Human costs are too high

Nasa is mulling plans to send one-way manned mission to colonise Mars
Human costs are too high
Nasa is contemplating a space mission to send astronauts to colonise Mars. The US space agency is within its rights to do so. But the Hundred Years Starship programme comes with a dangerous stipulation. We're talking a one-way mission. The astronauts sent to the red planet would never come back, as the return journey would be too expensive. They would instead establish a colony in Mars, somewhat like early settlers did in North America.
As usual, the idea seems to have gained instant currency among space enthusiasts who haven't considered the implications.

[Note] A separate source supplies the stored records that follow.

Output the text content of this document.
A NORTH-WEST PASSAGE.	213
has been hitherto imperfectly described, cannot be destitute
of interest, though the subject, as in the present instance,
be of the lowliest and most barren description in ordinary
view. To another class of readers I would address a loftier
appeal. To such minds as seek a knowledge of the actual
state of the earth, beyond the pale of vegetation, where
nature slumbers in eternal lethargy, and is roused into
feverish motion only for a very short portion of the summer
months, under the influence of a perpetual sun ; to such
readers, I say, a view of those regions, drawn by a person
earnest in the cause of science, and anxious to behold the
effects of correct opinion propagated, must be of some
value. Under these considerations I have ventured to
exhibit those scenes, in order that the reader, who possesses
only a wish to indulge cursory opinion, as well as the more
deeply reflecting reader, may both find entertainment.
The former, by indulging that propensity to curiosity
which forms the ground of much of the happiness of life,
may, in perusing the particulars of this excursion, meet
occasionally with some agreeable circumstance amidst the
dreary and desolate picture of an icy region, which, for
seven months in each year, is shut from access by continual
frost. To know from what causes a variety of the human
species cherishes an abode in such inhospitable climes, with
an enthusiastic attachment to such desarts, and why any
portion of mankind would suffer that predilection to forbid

Any comparison between the Mars mission and historic sea voyages of the past is unwarranted. Can we compare the nature of the risks in space with that anywhere on Earth? Seafarers and early European settlers had a rough idea about the dangers involved in going to a distant land. So, they were better prepared to cope in adverse situations. Most important, they were on home ground, not in some planet hostile to life like Mars, which remains an enigma for humans. Not knowing whether survival is indeed possible on the Martian landscape, we cannot sacrifice precious human lives at the altar of scientific enterprise. The Mars mission should only be taken up if it includes a project for the astronauts' return. If there are funds to send them to Mars in the first place, why turn stingy about bringing them back should the need arise? It's time we drew a line delineating the limits of science, weighed against the importance of human life.
Equally faulty is the logic that Mars must become a colony for future generations because the Earth can't eventually bear population pressures. This is to evade a fundamental question: why are earthly resources depleting? Let's better manage precious resources here on Earth. If human greed knows no limits, even a whole galaxy won't suffice.